Summary

Level: CONCEPT
Context: Validation
Category: Plausibility
Subcategory: Atemporal
Severity: Characterization ✔

Description

The number and percent of records for a given CONCEPT_ID @conceptId (@conceptName) with implausible units (i.e., UNIT_CONCEPT_ID NOT IN (@plausibleUnitConceptIds)).

Definition

  • Numerator: For a given concept_id, the number of rows in the measurement table with a non-zero unit_concept_id that is not in the list of plausible unit concept ids.
    • NB, in some cases the only plausible unit is no unit (represented by “-1” in the threshold file) - in this case, a non-null, non-zero unit_concept_id will fail this check.
  • Denominator: The total number of rows in the measurement table with a given concept_id and a NULL or non-zero unit_concept_id.
  • Related CDM Convention(s): N/A
  • CDM Fields/Tables: MEASUREMENT
  • Default Threshold Value: 5%

User Guidance

A failure of this check indicates one of the following:

  • A measurement record has the incorrect unit
  • A measurement record has a unit when it should not have one
  • The list of plausible unit concept IDs in the threshold file is incomplete (please report this as a DataQualityDashboard bug!)

The above issues could either be due to incorrect data in the source system or incorrect mapping of the unit concept IDs in the ETL process.

Violated rows query

SELECT 
  m.unit_concept_id,
  m.unit_source_concept_id,
  m.unit_source_value,
  COUNT(*)
FROM @cdmDatabaseSchema.@cdmTableName m
WHERE m.@cdmFieldName = @conceptId
  AND m.unit_concept_id IS NOT NULL
  /* '-1' stands for the cases when the only plausible unit_concept_id is no unit; 0 prevents flagging rows with a unit_concept_id of 0, which are checked in standardConceptRecordCompleteness */
  AND (
    ('@plausibleUnitConceptIds' = '-1' AND m.unit_concept_id != 0)  
    OR m.unit_concept_id NOT IN (@plausibleUnitConceptIds, 0)
  )
GROUP BY 1,2,3

Inspect the output of the violated rows query to identify the root cause of the issue. If the unit_source_value and/or unit_source_concept_id are populated, check them against the list of plausible unit concept IDs to understand if they should have been mapped to one of the plausible standard concepts.
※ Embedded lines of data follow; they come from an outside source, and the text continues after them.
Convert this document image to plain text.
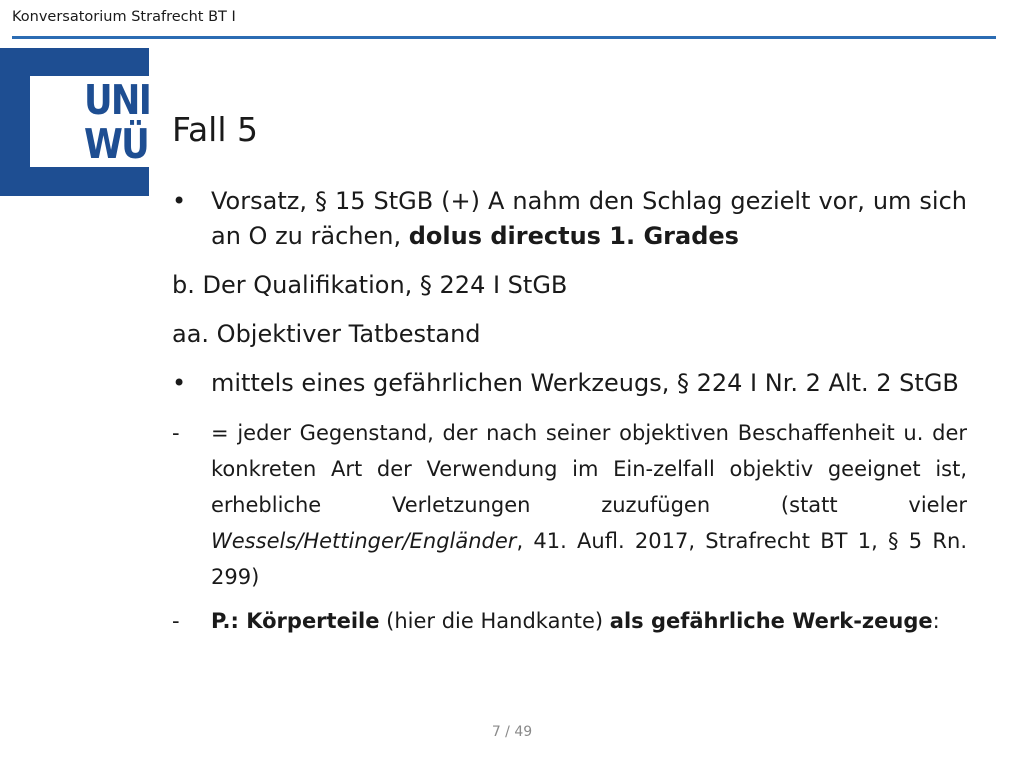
Konversatorium Strafrecht BT I
UNI
WÜ Fall 5
• Vorsatz, § 15 StGB (+) A nahm den Schlag gezielt vor, um sich an O zu rächen, dolus directus 1. Grades
b. Der Qualifikation, § 224 I StGB
aa. Objektiver Tatbestand
• mittels eines gefährlichen Werkzeugs, § 224 I Nr. 2 Alt. 2 StGB
- = jeder Gegenstand, der nach seiner objektiven Beschaffenheit u. der konkreten Art der Verwendung im Ein-zelfall objektiv geeignet ist, erhebliche Verletzungen zuzufügen (statt vieler Wessels/Hettinger/Engländer, 41. Aufl. 2017, Strafrecht BT 1, § 5 Rn. 299)
- P.: Körperteile (hier die Handkante) als gefährliche Werk-zeuge:
7 / 49
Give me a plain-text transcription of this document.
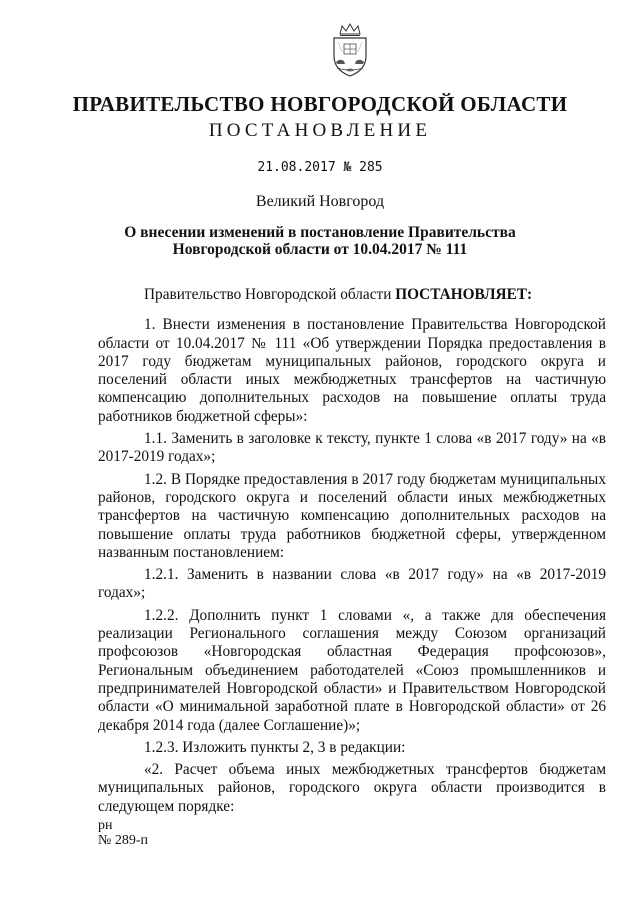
ПРАВИТЕЛЬСТВО НОВГОРОДСКОЙ ОБЛАСТИ
ПОСТАНОВЛЕНИЕ
21.08.2017 № 285
Великий Новгород
О внесении изменений в постановление Правительства Новгородской области от 10.04.2017 № 111

Правительство Новгородской области ПОСТАНОВЛЯЕТ:

1. Внести изменения в постановление Правительства Новгородской области от 10.04.2017 № 111 «Об утверждении Порядка предоставления в 2017 году бюджетам муниципальных районов, городского округа и поселений области иных межбюджетных трансфертов на частичную компенсацию дополнительных расходов на повышение оплаты труда работников бюджетной сферы»:

1.1. Заменить в заголовке к тексту, пункте 1 слова «в 2017 году» на «в 2017-2019 годах»;

1.2. В Порядке предоставления в 2017 году бюджетам муниципальных районов, городского округа и поселений области иных межбюджетных трансфертов на частичную компенсацию дополнительных расходов на повышение оплаты труда работников бюджетной сферы, утвержденном названным постановлением:

1.2.1. Заменить в названии слова «в 2017 году» на «в 2017-2019 годах»;

1.2.2. Дополнить пункт 1 словами «, а также для обеспечения реализации Регионального соглашения между Союзом организаций профсоюзов «Новгородская областная Федерация профсоюзов», Региональным объединением работодателей «Союз промышленников и предпринимателей Новгородской области» и Правительством Новгородской области «О минимальной заработной плате в Новгородской области» от 26 декабря 2014 года (далее Соглашение)»;

1.2.3. Изложить пункты 2, 3 в редакции:

«2. Расчет объема иных межбюджетных трансфертов бюджетам муниципальных районов, городского округа области производится в следующем порядке:

рн
№ 289-п
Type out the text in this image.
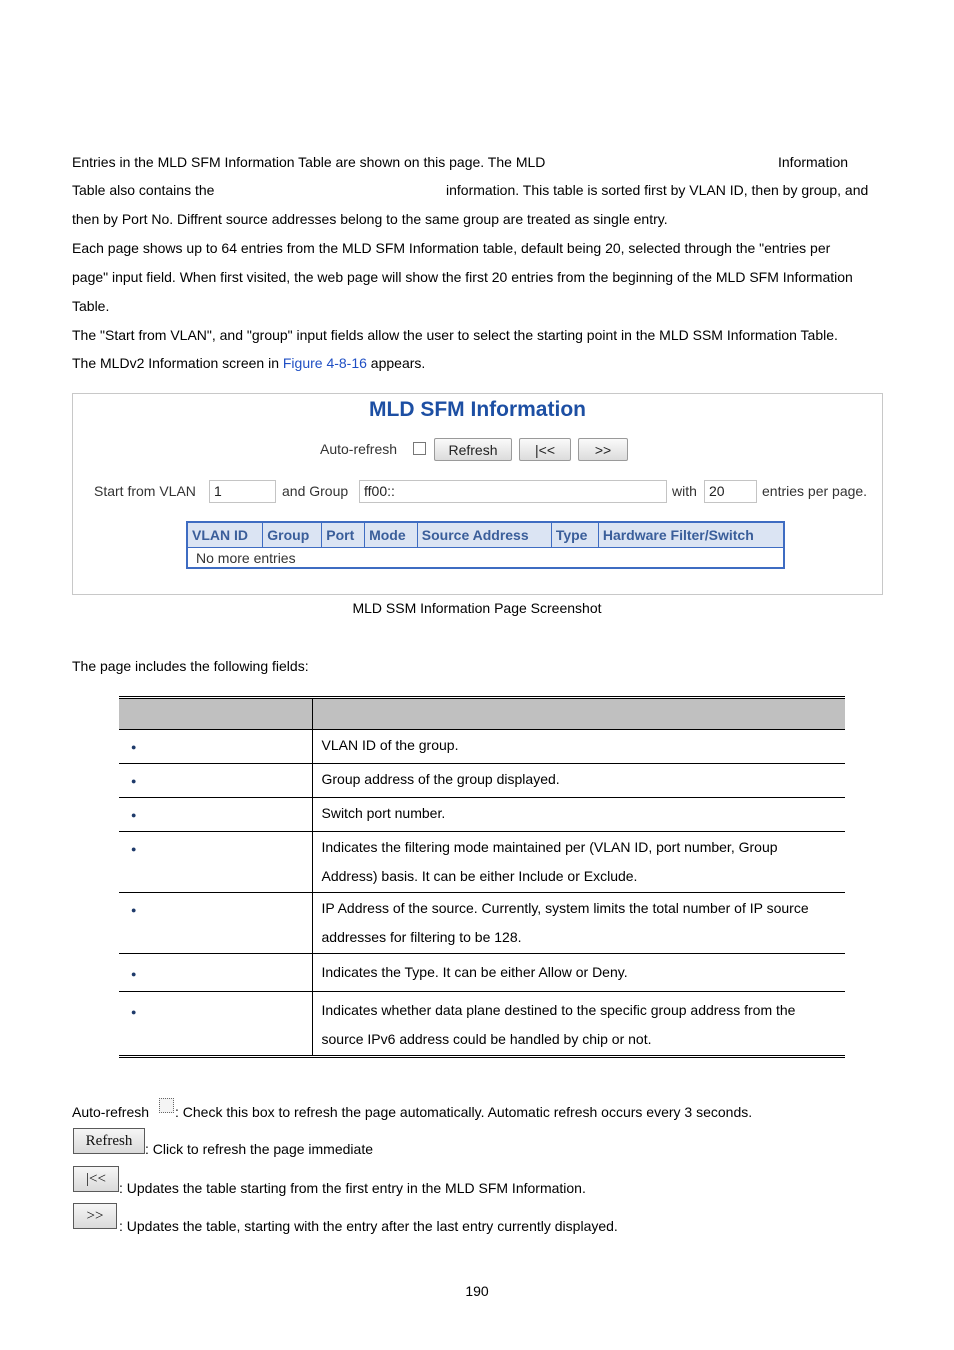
Entries in the MLD SFM Information Table are shown on this page. The MLD	Information
Table also contains the	information. This table is sorted first by VLAN ID, then by group, and
then by Port No. Diffrent source addresses belong to the same group are treated as single entry.
Each page shows up to 64 entries from the MLD SFM Information table, default being 20, selected through the "entries per
page" input field. When first visited, the web page will show the first 20 entries from the beginning of the MLD SFM Information
Table.
The "Start from VLAN", and "group" input fields allow the user to select the starting point in the MLD SSM Information Table.
The MLDv2 Information screen in Figure 4-8-16 appears.
MLD SFM Information
Auto-refresh	Refresh	|<<	>>
Start from VLAN	1	and Group	ff00::	with 20	entries per page.
VLAN ID	Group	Port	Mode	Source Address	Type	Hardware Filter/Switch
No more entries
MLD SSM Information Page Screenshot
The page includes the following fields:

●	VLAN ID of the group.

●	Group address of the group displayed.

●	Switch port number.

●	Indicates the filtering mode maintained per (VLAN ID, port number, Group
Address) basis. It can be either Include or Exclude.

●	IP Address of the source. Currently, system limits the total number of IP source
addresses for filtering to be 128.

●	Indicates the Type. It can be either Allow or Deny.

●	Indicates whether data plane destined to the specific group address from the
source IPv6 address could be handled by chip or not.
Auto-refresh : Check this box to refresh the page automatically. Automatic refresh occurs every 3 seconds.
Refresh : Click to refresh the page immediate
|<<
: Updates the table starting from the first entry in the MLD SFM Information.
>>
: Updates the table, starting with the entry after the last entry currently displayed.
190
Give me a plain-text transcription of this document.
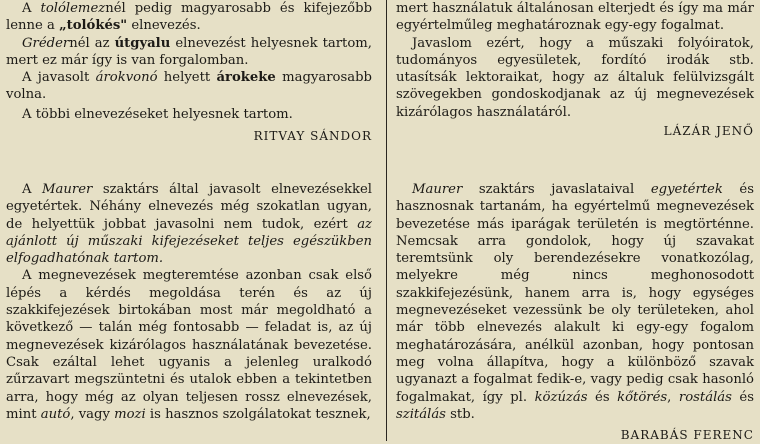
A tolólemeznél pedig magyarosabb és kifejezőbb lenne a „tolókés" elnevezés.

Grédernél az útgyalu elnevezést helyesnek tartom, mert ez már így is van forgalomban.

A javasolt árokvonó helyett árokeke magyarosabb volna.

A többi elnevezéseket helyesnek tartom.

RITVAY SÁNDOR

mert használatuk általánosan elterjedt és így ma már egyértelműleg meghatároznak egy-egy fogalmat.

Javaslom ezért, hogy a műszaki folyóiratok, tudományos egyesületek, fordító irodák stb. utasítsák lektoraikat, hogy az általuk felülvizsgált szövegekben gondoskodjanak az új megnevezések kizárólagos használatáról.

LÁZÁR JENŐ

A Maurer szaktárs által javasolt elnevezésekkel egyetértek. Néhány elnevezés még szokatlan ugyan, de helyettük jobbat javasolni nem tudok, ezért az ajánlott új műszaki kifejezéseket teljes egészükben elfogadhatónak tartom.

A megnevezések megteremtése azonban csak első lépés a kérdés megoldása terén és az új szakkifejezések birtokában most már megoldható a következő — talán még fontosabb — feladat is, az új megnevezések kizárólagos használatának bevezetése. Csak ezáltal lehet ugyanis a jelenleg uralkodó zűrzavart megszüntetni és utalok ebben a tekintetben arra, hogy még az olyan teljesen rossz elnevezések, mint autó, vagy mozi is hasznos szolgálatokat tesznek,

Maurer szaktárs javaslataival egyetértek és hasznosnak tartanám, ha egyértelmű megnevezések bevezetése más iparágak területén is megtörténne. Nemcsak arra gondolok, hogy új szavakat teremtsünk oly berendezésekre vonatkozólag, melyekre még nincs meghonosodott szakkifejezésünk, hanem arra is, hogy egységes megnevezéseket vezessünk be oly területeken, ahol már több elnevezés alakult ki egy-egy fogalom meghatározására, anélkül azonban, hogy pontosan meg volna állapítva, hogy a különböző szavak ugyanazt a fogalmat fedik-e, vagy pedig csak hasonló fogalmakat, így pl. közúzás és kőtörés, rostálás és szitálás stb.

BARABÁS FERENC
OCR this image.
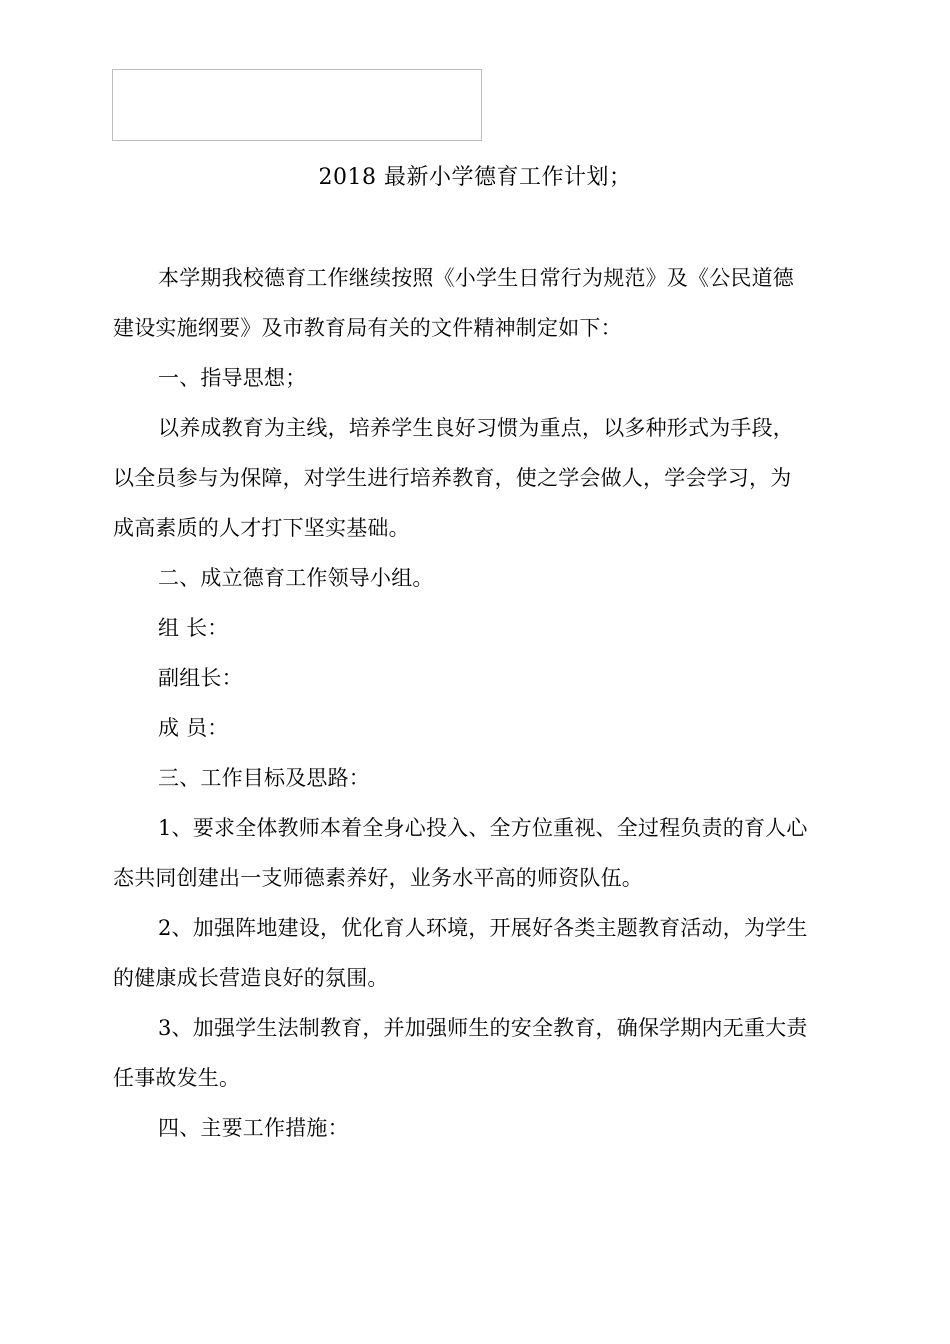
2018 最新小学德育工作计划；

本学期我校德育工作继续按照《小学生日常行为规范》及《公民道德

建设实施纲要》及市教育局有关的文件精神制定如下：

一、指导思想；

以养成教育为主线，培养学生良好习惯为重点，以多种形式为手段，

以全员参与为保障，对学生进行培养教育，使之学会做人，学会学习，为

成高素质的人才打下坚实基础。

二、成立德育工作领导小组。

组 长：

副组长：

成 员：

三、工作目标及思路：

1、要求全体教师本着全身心投入、全方位重视、全过程负责的育人心

态共同创建出一支师德素养好，业务水平高的师资队伍。

2、加强阵地建设，优化育人环境，开展好各类主题教育活动，为学生

的健康成长营造良好的氛围。

3、加强学生法制教育，并加强师生的安全教育，确保学期内无重大责

任事故发生。

四、主要工作措施：
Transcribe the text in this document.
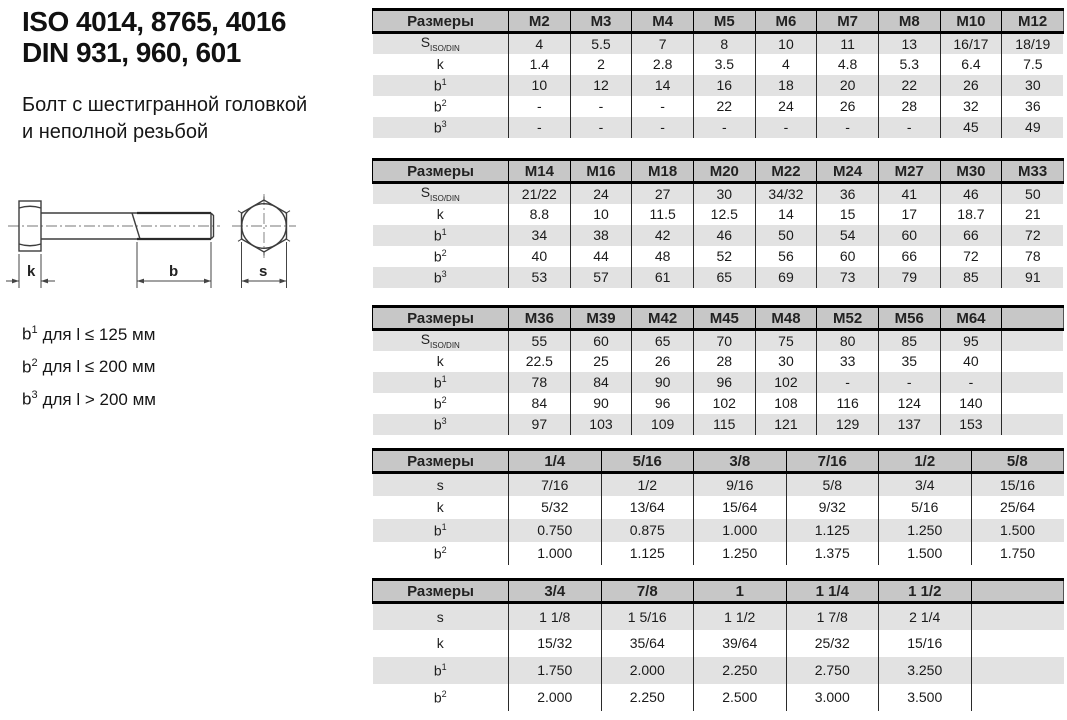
ISO 4014, 8765, 4016
DIN 931, 960, 601
Болт с шестигранной головкой
и неполной резьбой
k	b	s
$b^1$ для l ≤ 125 мм
$b^2$ для l ≤ 200 мм
$b^3$ для l > 200 мм
Размеры	M2	M3	M4	M5	M6	M7	M8	M10	M12
$S_{ISO/DIN}$	4	5.5	7	8	10	11	13	16/17	18/19
k	1.4	2	2.8	3.5	4	4.8	5.3	6.4	7.5
$b^1$	10	12	14	16	18	20	22	26	30
$b^2$	-	-	-	22	24	26	28	32	36
$b^3$	-	-	-	-	-	-	-	45	49
Размеры	M14	M16	M18	M20	M22	M24	M27	M30	M33
$S_{ISO/DIN}$	21/22	24	27	30	34/32	36	41	46	50
k	8.8	10	11.5	12.5	14	15	17	18.7	21
$b^1$	34	38	42	46	50	54	60	66	72
$b^2$	40	44	48	52	56	60	66	72	78
$b^3$	53	57	61	65	69	73	79	85	91
Размеры	M36	M39	M42	M45	M48	M52	M56	M64	
$S_{ISO/DIN}$	55	60	65	70	75	80	85	95	
k	22.5	25	26	28	30	33	35	40	
$b^1$	78	84	90	96	102	-	-	-	
$b^2$	84	90	96	102	108	116	124	140	
$b^3$	97	103	109	115	121	129	137	153	
Размеры	1/4	5/16	3/8	7/16	1/2	5/8
s	7/16	1/2	9/16	5/8	3/4	15/16
k	5/32	13/64	15/64	9/32	5/16	25/64
$b^1$	0.750	0.875	1.000	1.125	1.250	1.500
$b^2$	1.000	1.125	1.250	1.375	1.500	1.750
Размеры	3/4	7/8	1	1 1/4	1 1/2	
s	1 1/8	1 5/16	1 1/2	1 7/8	2 1/4	
k	15/32	35/64	39/64	25/32	15/16	
$b^1$	1.750	2.000	2.250	2.750	3.250	
$b^2$	2.000	2.250	2.500	3.000	3.500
If the unit_source_value is NULL and the list of plausible unit concept IDs does not include -1, then you may need to check your source data to understand whether or not a unit is available in the source.

ETL Developers

Ensure that all units available in the source data are being pulled into the CDM and mapped correctly to a standard concept ID. If a unit is available in the source and is being correctly populated & mapped in your ETL but is not present on the list of plausible unit concept IDs, you should verify whether or not the unit is actually plausible - you may need to consult a clinician to do so. If the unit is plausible for the given measurement, please report this as a DataQualityDashboard bug here: https://github.com/OHDSI/DataQualityDashboard/issues. If the unit is not plausible, do not change it! Instead, you should document the issue for users of the CDM and discuss with your data provider how to handle the data.

Data Users

It is generally not recommended to use measurements with implausible units in analyses as it is impossible to determine whether the unit is wrong; the value is wrong; and/or the measurement code is wrong in the source data. If a measurement is missing a unit_concept_id due to an ETL issue, and the unit_source_value or unit_source_concept_id is available, you can utilize these values to perform your analysis. If unit_source_value and unit_source_concept_id are missing, you may consider consulting with your data provider as to if and when you may be able to infer what the missing unit should be.